How Fascism Works: The Politics of Us and Them is a 2018 nonfiction book by Jason Stanley, the former Jacob Urowsky Professor of Philosophy at Yale University. Since 2025 he has been the Bissell-Heyd Chair in American Studies at the University of Toronto’s Munk School of Global Affairs & Public Policy, with a cross-appointment in philosophy. His move to Canada has been widely reported as motivated by growing concerns over political interference in U.S. universities, restrictions on academic freedom, and his desire to raise his children in a more stable democratic environment. Stanley, whose parents were refugees of Nazi Germany, describes strategies employed by fascist regimes, which includes normalizing the "intolerable". Features of this are already evident, according to Stanley, in the politics of the United States, the Philippines, Brazil, Russia, and Hungary. The book was reissued in 2020 with a new preface in which Stanley describes how global events have substantiated his concern that fascist rhetoric is showing up in politics and policies around the world.

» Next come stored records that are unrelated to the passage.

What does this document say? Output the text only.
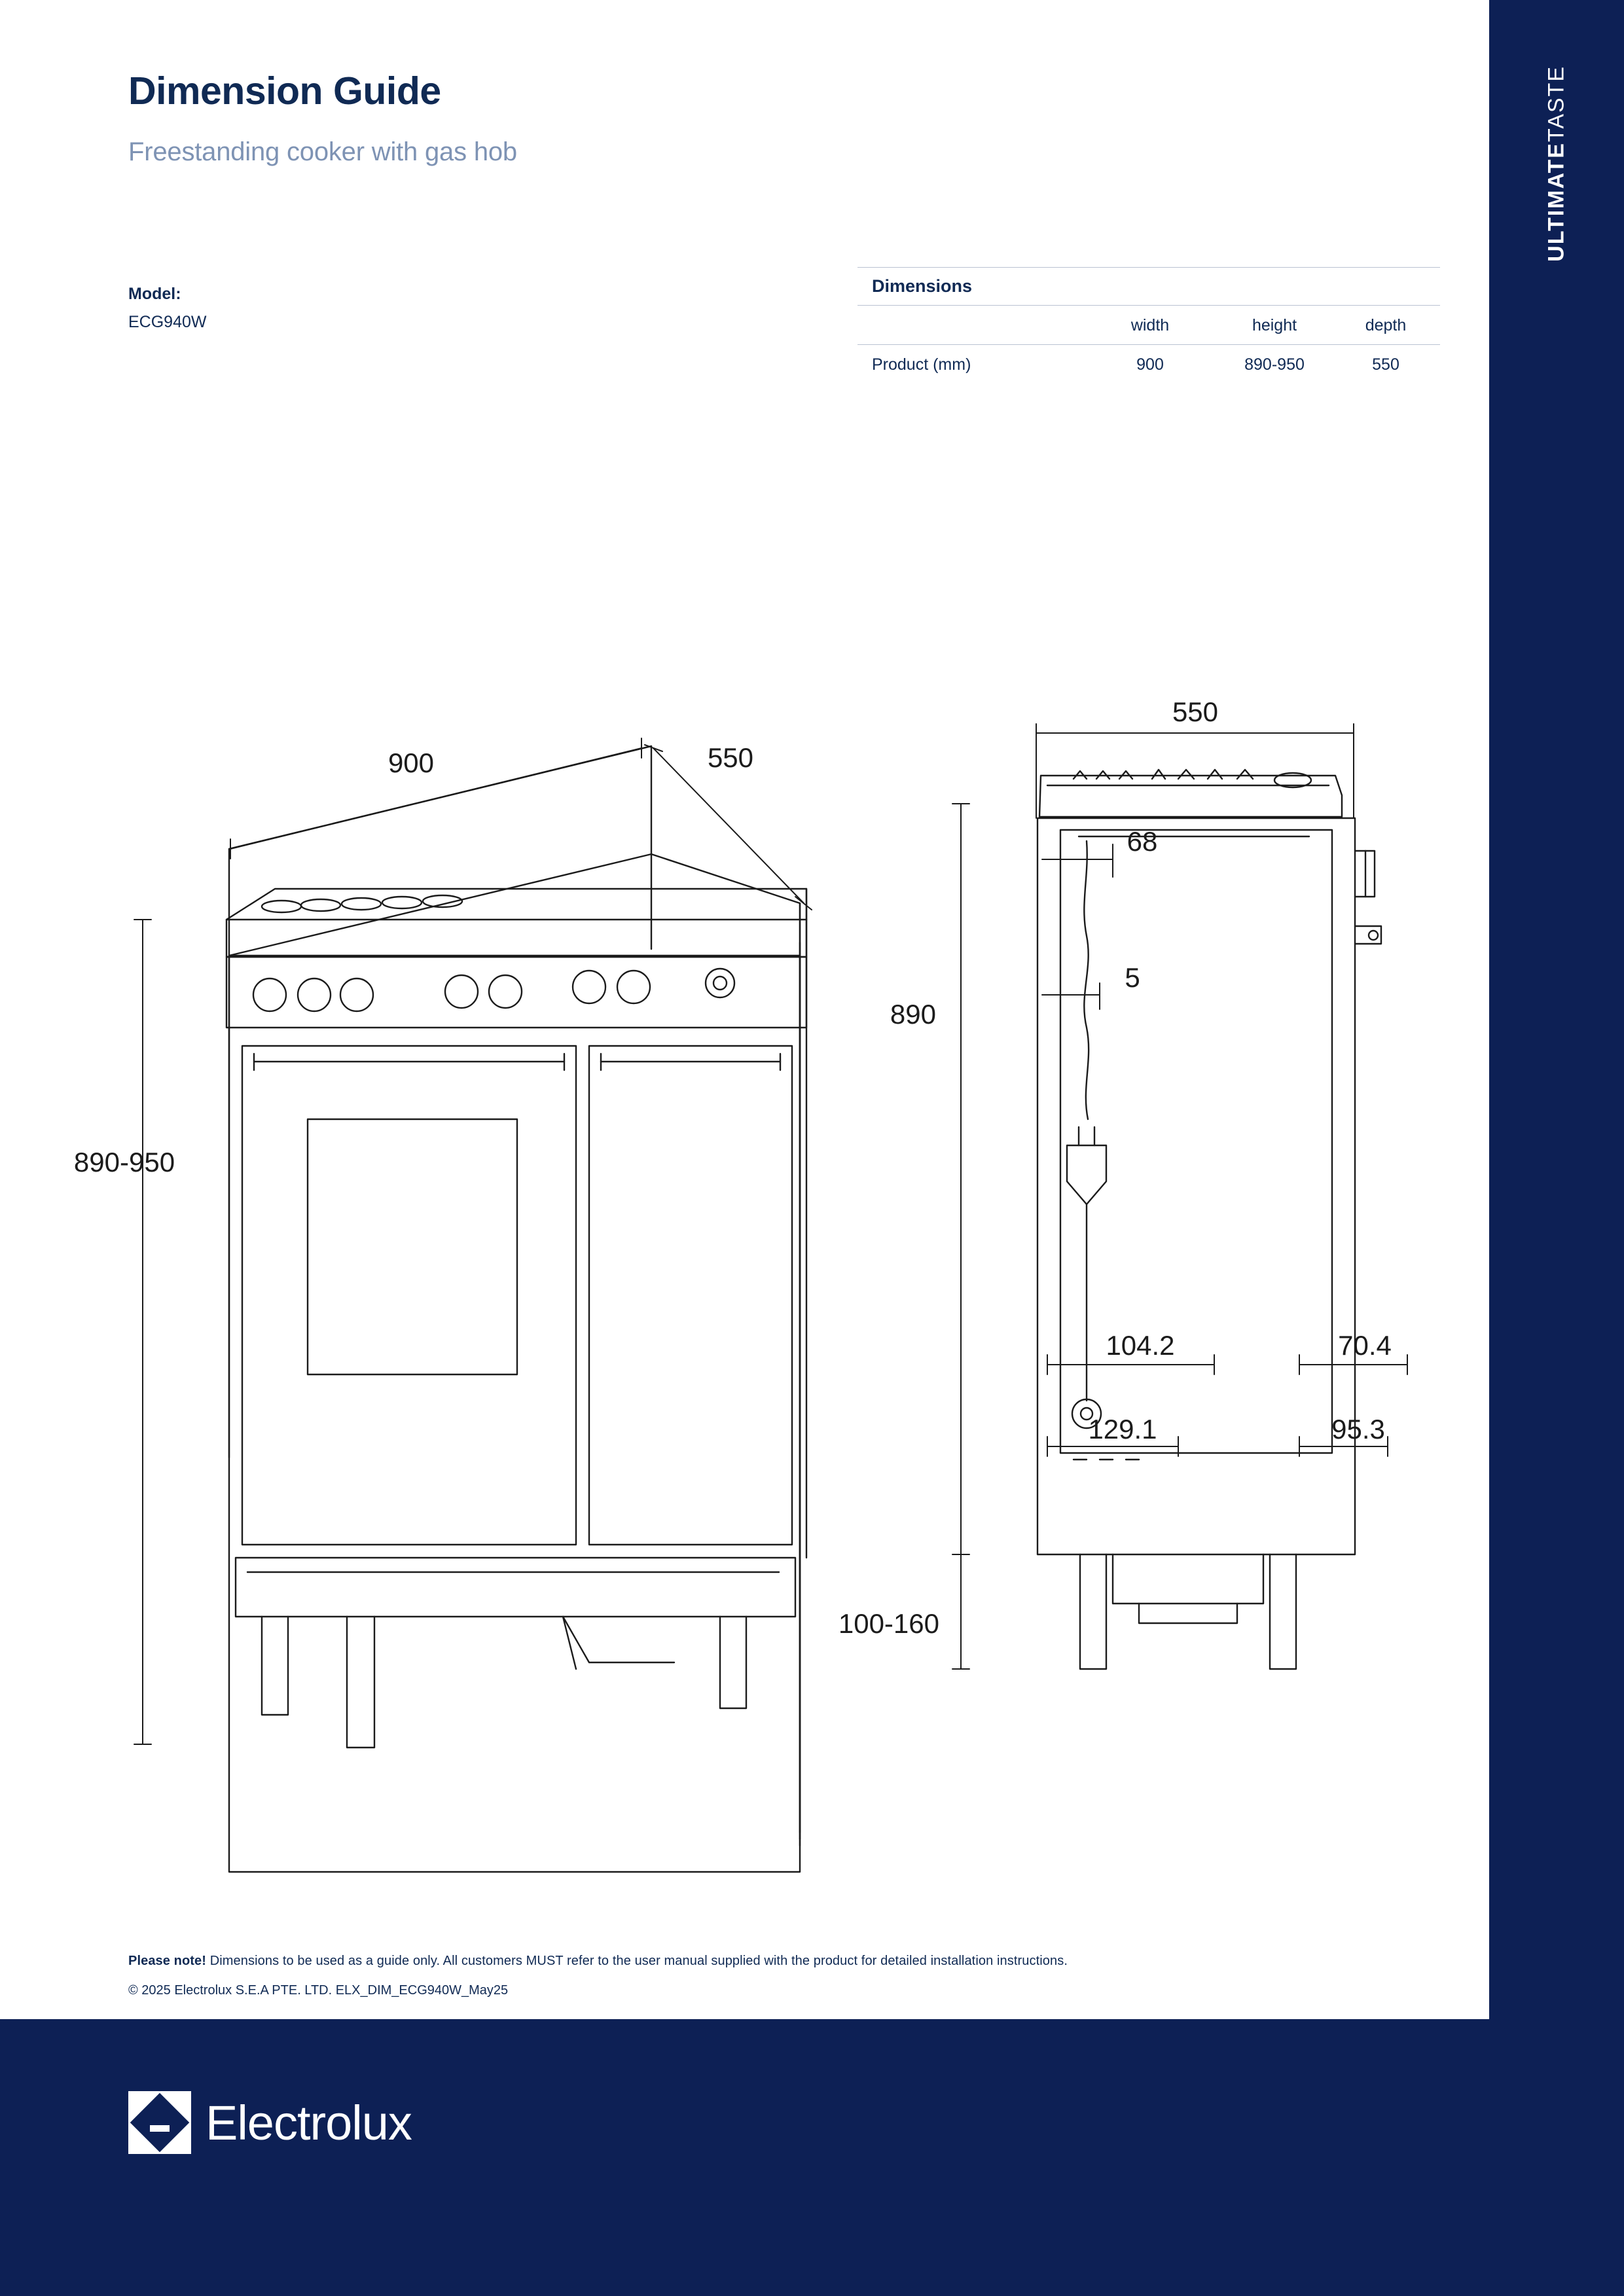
ULTIMATETASTE
Dimension Guide
Freestanding cooker with gas hob
Model:
ECG940W
Dimensions
width	height	depth
Product (mm)	900	890-950	550
900	550
890-950
550
890
100-160
68
5
104.2	70.4
129.1	95.3
Please note! Dimensions to be used as a guide only. All customers MUST refer to the user manual supplied with the product for detailed installation instructions.
© 2025 Electrolux S.E.A PTE. LTD. ELX_DIM_ECG940W_May25
Electrolux
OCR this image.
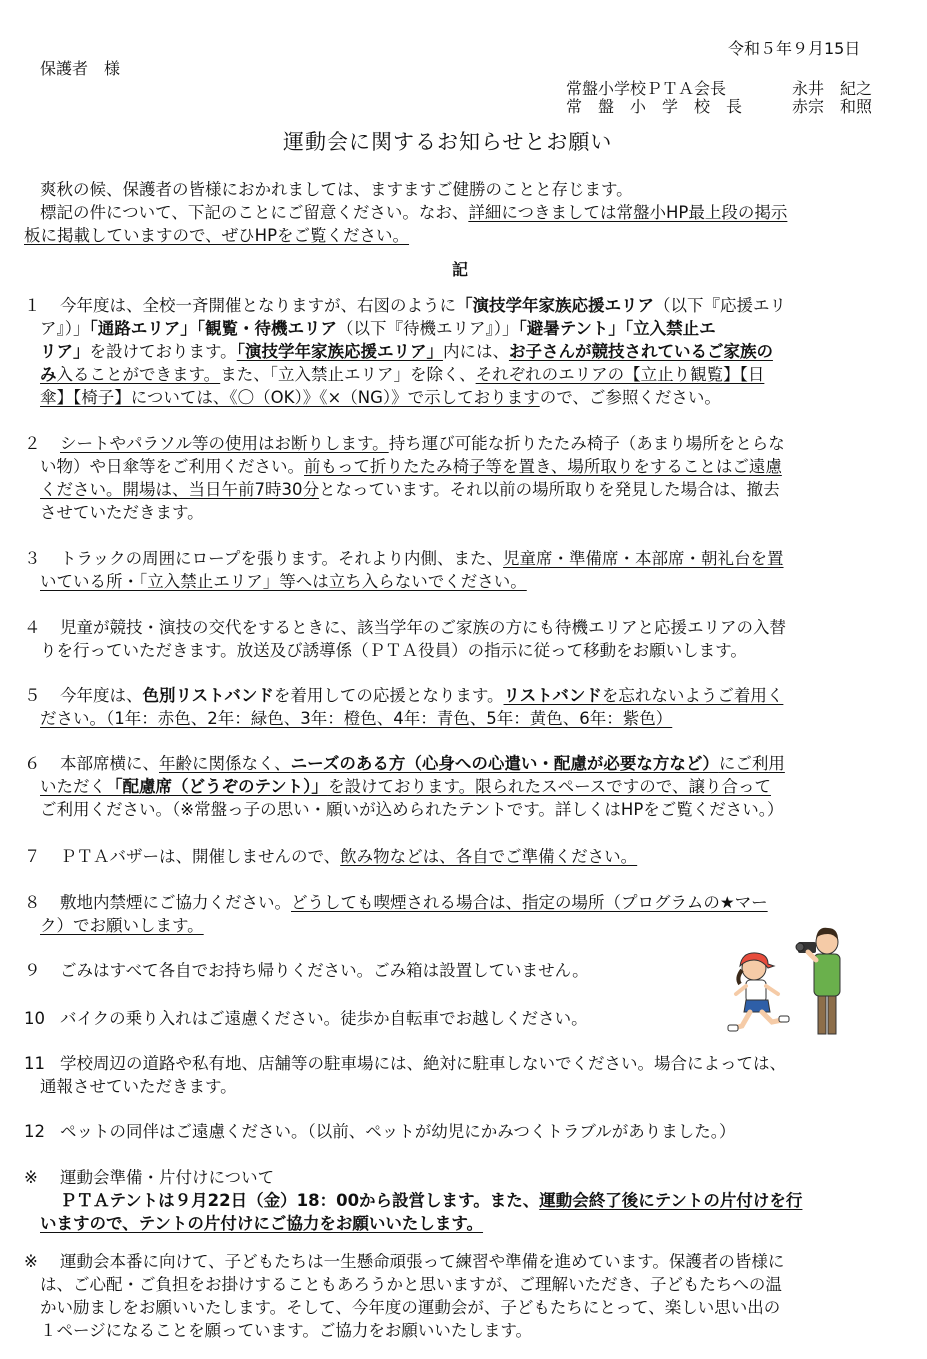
令和５年９月15日
保護者　様
常盤小学校ＰＴＡ会長	永井　紀之
常　盤　小　学　校　長	赤宗　和照
運動会に関するお知らせとお願い
爽秋の候、保護者の皆様におかれましては、ますますご健勝のことと存じます。
標記の件について、下記のことにご留意ください。なお、詳細につきましては常盤小HP最上段の掲示
板に掲載していますので、ぜひHPをご覧ください。
記
１ 今年度は、全校一斉開催となりますが、右図のように「演技学年家族応援エリア（以下『応援エリ
ア』）」「通路エリア」「観覧・待機エリア（以下『待機エリア』）」「避暑テント」「立入禁止エ
リア」を設けております。「演技学年家族応援エリア」内には、お子さんが競技されているご家族の
み入ることができます。また、「立入禁止エリア」を除く、それぞれのエリアの【立止り観覧】【日
傘】【椅子】については、《〇（OK）》《×（NG）》で示しておりますので、ご参照ください。
２ シートやパラソル等の使用はお断りします。持ち運び可能な折りたたみ椅子（あまり場所をとらな
い物）や日傘等をご利用ください。前もって折りたたみ椅子等を置き、場所取りをすることはご遠慮
ください。開場は、当日午前7時30分となっています。それ以前の場所取りを発見した場合は、撤去
させていただきます。
３ トラックの周囲にロープを張ります。それより内側、また、児童席・準備席・本部席・朝礼台を置
いている所・「立入禁止エリア」等へは立ち入らないでください。
４ 児童が競技・演技の交代をするときに、該当学年のご家族の方にも待機エリアと応援エリアの入替
りを行っていただきます。放送及び誘導係（ＰＴＡ役員）の指示に従って移動をお願いします。
５ 今年度は、色別リストバンドを着用しての応援となります。リストバンドを忘れないようご着用く
ださい。（1年：赤色、2年：緑色、3年：橙色、4年：青色、5年：黄色、6年：紫色）
６ 本部席横に、年齢に関係なく、ニーズのある方（心身への心遣い・配慮が必要な方など）にご利用
いただく「配慮席（どうぞのテント）」を設けております。限られたスペースですので、譲り合って
ご利用ください。（※常盤っ子の思い・願いが込められたテントです。詳しくはHPをご覧ください。）
７ ＰＴＡバザーは、開催しませんので、飲み物などは、各自でご準備ください。
８ 敷地内禁煙にご協力ください。どうしても喫煙される場合は、指定の場所（プログラムの★マー
ク）でお願いします。
９ ごみはすべて各自でお持ち帰りください。ごみ箱は設置していません。
10 バイクの乗り入れはご遠慮ください。徒歩か自転車でお越しください。
11 学校周辺の道路や私有地、店舗等の駐車場には、絶対に駐車しないでください。場合によっては、
通報させていただきます。
12 ペットの同伴はご遠慮ください。（以前、ペットが幼児にかみつくトラブルがありました。）
※ 運動会準備・片付けについて
ＰＴＡテントは９月22日（金）18：00から設営します。また、運動会終了後にテントの片付けを行
いますので、テントの片付けにご協力をお願いいたします。
※ 運動会本番に向けて、子どもたちは一生懸命頑張って練習や準備を進めています。保護者の皆様に
は、ご心配・ご負担をお掛けすることもあろうかと思いますが、ご理解いただき、子どもたちへの温
かい励ましをお願いいたします。そして、今年度の運動会が、子どもたちにとって、楽しい思い出の
１ページになることを願っています。ご協力をお願いいたします。
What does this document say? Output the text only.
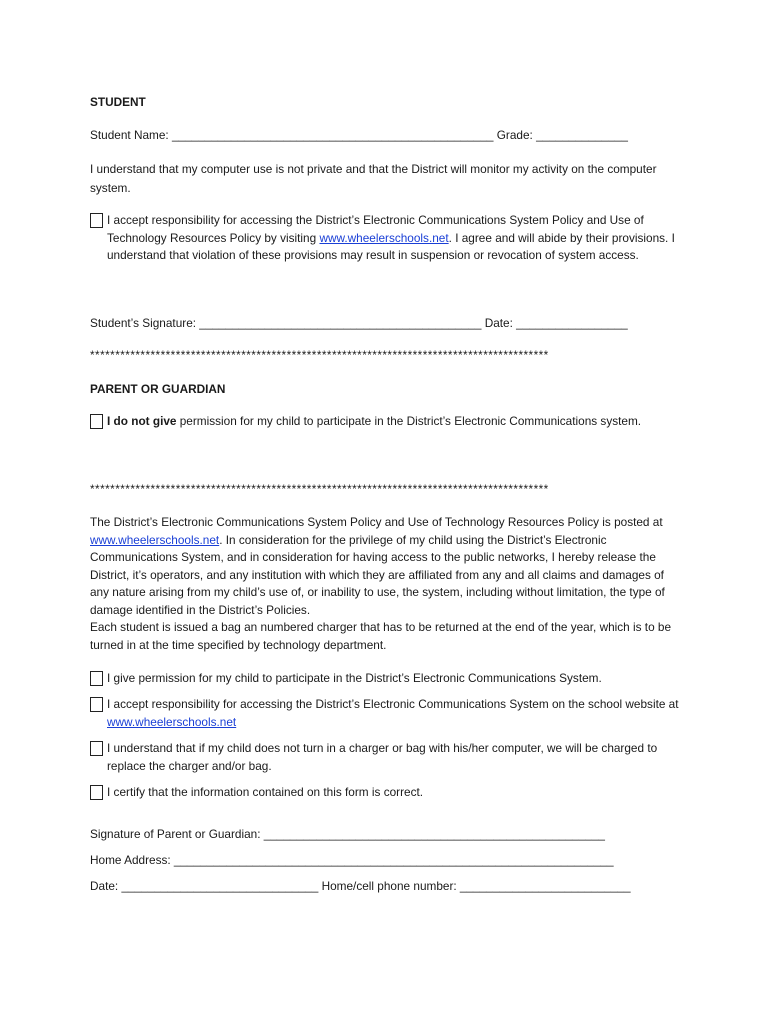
STUDENT
Student Name: _________________________________________________ Grade: ______________
I understand that my computer use is not private and that the District will monitor my activity on the computer system.
I accept responsibility for accessing the District’s Electronic Communications System Policy and Use of Technology Resources Policy by visiting www.wheelerschools.net. I agree and will abide by their provisions. I understand that violation of these provisions may result in suspension or revocation of system access.
Student’s Signature: ___________________________________________ Date: _________________
*******************************************************************************************
PARENT OR GUARDIAN
I do not give permission for my child to participate in the District’s Electronic Communications system.
*******************************************************************************************
The District’s Electronic Communications System Policy and Use of Technology Resources Policy is posted at www.wheelerschools.net. In consideration for the privilege of my child using the District’s Electronic Communications System, and in consideration for having access to the public networks, I hereby release the District, it’s operators, and any institution with which they are affiliated from any and all claims and damages of any nature arising from my child’s use of, or inability to use, the system, including without limitation, the type of damage identified in the District’s Policies.
Each student is issued a bag an numbered charger that has to be returned at the end of the year, which is to be turned in at the time specified by technology department.
I give permission for my child to participate in the District’s Electronic Communications System.
I accept responsibility for accessing the District’s Electronic Communications System on the school website at www.wheelerschools.net
I understand that if my child does not turn in a charger or bag with his/her computer, we will be charged to replace the charger and/or bag.
I certify that the information contained on this form is correct.
Signature of Parent or Guardian: ____________________________________________________
Home Address: ___________________________________________________________________
Date: ______________________________ Home/cell phone number: __________________________
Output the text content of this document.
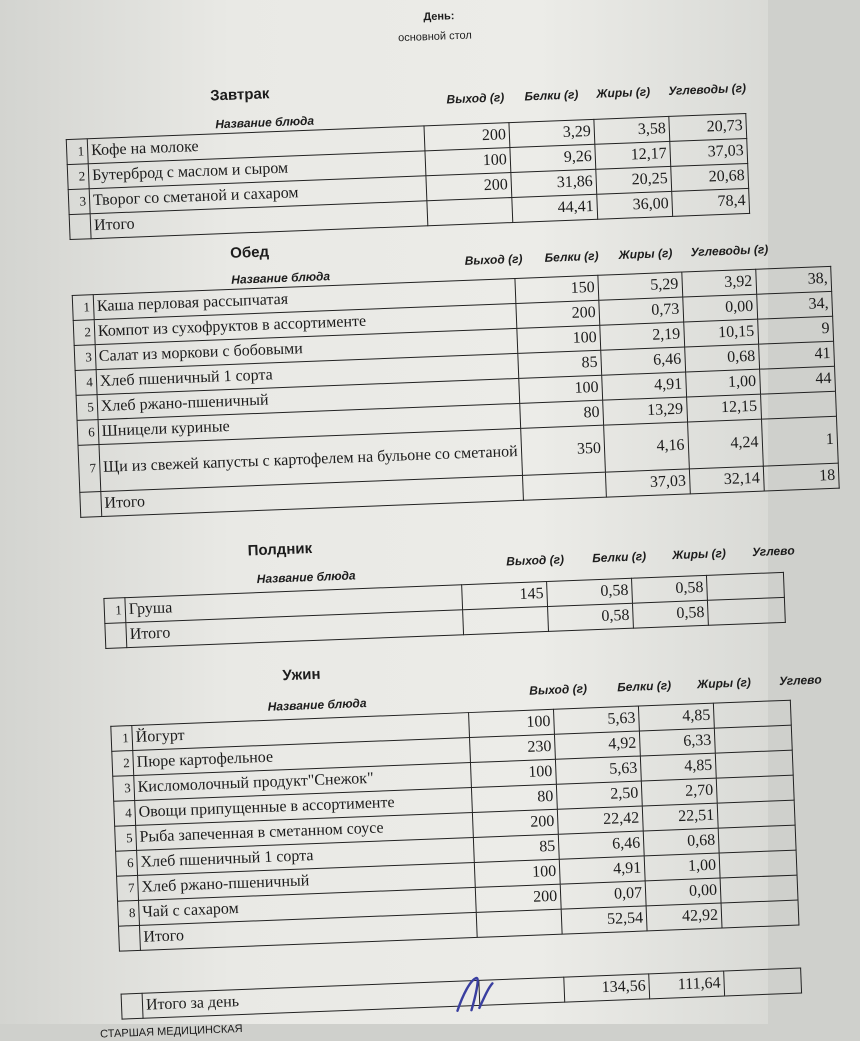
День:
основной стол
Завтрак
Название блюда
Выход (г) Белки (г) Жиры (г) Углеводы (г)
1	Кофе на молоке	200	3,29	3,58	20,73
2	Бутерброд с маслом и сыром	100	9,26	12,17	37,03
3	Творог со сметаной и сахаром	200	31,86	20,25	20,68
	Итого		44,41	36,00	78,4
Обед
Название блюда
Выход (г) Белки (г) Жиры (г) Углеводы (г)
1	Каша перловая рассыпчатая	150	5,29	3,92	38,
2	Компот из сухофруктов в ассортименте	200	0,73	0,00	34,
3	Салат из моркови с бобовыми	100	2,19	10,15	9
4	Хлеб пшеничный 1 сорта	85	6,46	0,68	41
5	Хлеб ржано-пшеничный	100	4,91	1,00	44
6	Шницели куриные	80	13,29	12,15	
7	Щи из свежей капусты с картофелем на бульоне со сметаной	350	4,16	4,24	1
	Итого		37,03	32,14	18
Полдник
Название блюда
Выход (г) Белки (г) Жиры (г) Углевo
1	Груша	145	0,58	0,58	
	Итого		0,58	0,58	
Ужин
Название блюда
Выход (г) Белки (г) Жиры (г) Углевo
1	Йогурт	100	5,63	4,85	
2	Пюре картофельное	230	4,92	6,33	
3	Кисломолочный продукт"Снежок"	100	5,63	4,85	
4	Овощи припущенные в ассортименте	80	2,50	2,70	
5	Рыба запеченная в сметанном соусе	200	22,42	22,51	
6	Хлеб пшеничный 1 сорта	85	6,46	0,68	
7	Хлеб ржано-пшеничный	100	4,91	1,00	
8	Чай с сахаром	200	0,07	0,00	
	Итого		52,54	42,92	
	Итого за день		134,56	111,64	
СТАРШАЯ МЕДИЦИНСКАЯ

How Fascism Works received renewed attention in March 2025 when author Jason Stanley expressed his opinion that the US is transitioning into becoming a fascist dictatorship and that he was leaving the US to move to Canada.

"What normalization does is transform the morally extraordinary into the ordinary. It makes us able to tolerate what was once intolerable by making it seem as if this is the way things have always been."

— Stanley. How Fascism Works

Stanley focuses on rhetoric and propaganda. His previous books include Knowledge and Practical Interests, Language in Context, Know How and the award-winning How Propaganda Works. He is a witness to the "consequences of fascism", his parents having fled Germany during the Holocaust. His maternal aunts, uncles and cousins were killed in eastern Poland in 1941 during Hitler's invasion. Stanley identifies the pillars of fascist politics that deepen the divide between "us" and "them"—denying equality, using a culture of victimhood, and feeding the sexual anxiety of men. Strategies include undermining journalists and reporters, promoting anti-intellectualism, the use of propaganda, spreading conspiracy theories, letting fear and anger overtake "reasoned debate", and then calling on "law and order" solutions. Stanley describes how one of the hallmarks of fascism is the "politics of hierarchy"—a belief in a biologically determined superiority—whereby fascists strive to recreate a "mythic" and "glorious" past by excluding those they believe to be inferior because of their ethnicity, religion, and/or race.

According to a New York Times review, Stanley's book—a "slim volume"—"breezes across decades and continents" and says that Donald Trump "resembles other purveyors of authoritarian ultranationalism."

The New Yorker said that How Fascism Works was popular, even though it was by an "academic philosopher"—it "prioritized current events over syllogisms" and "ranged broadly, citing experimental psychology, legal theory, and neo-Nazi blogs."

The Guardian's cited Stanley who said that, one of the "ironies of fascist politics" is that it includes the "normalization of the fascist myth" so that talk of fascism is made to appear to be "outlandish". Fascist politics makes us able to "tolerate what was once intolerable by making it seem as if this is the way things have always been. ... By contrast the word 'fascist' has acquired a feeling of the extreme, like 'crying wolf'."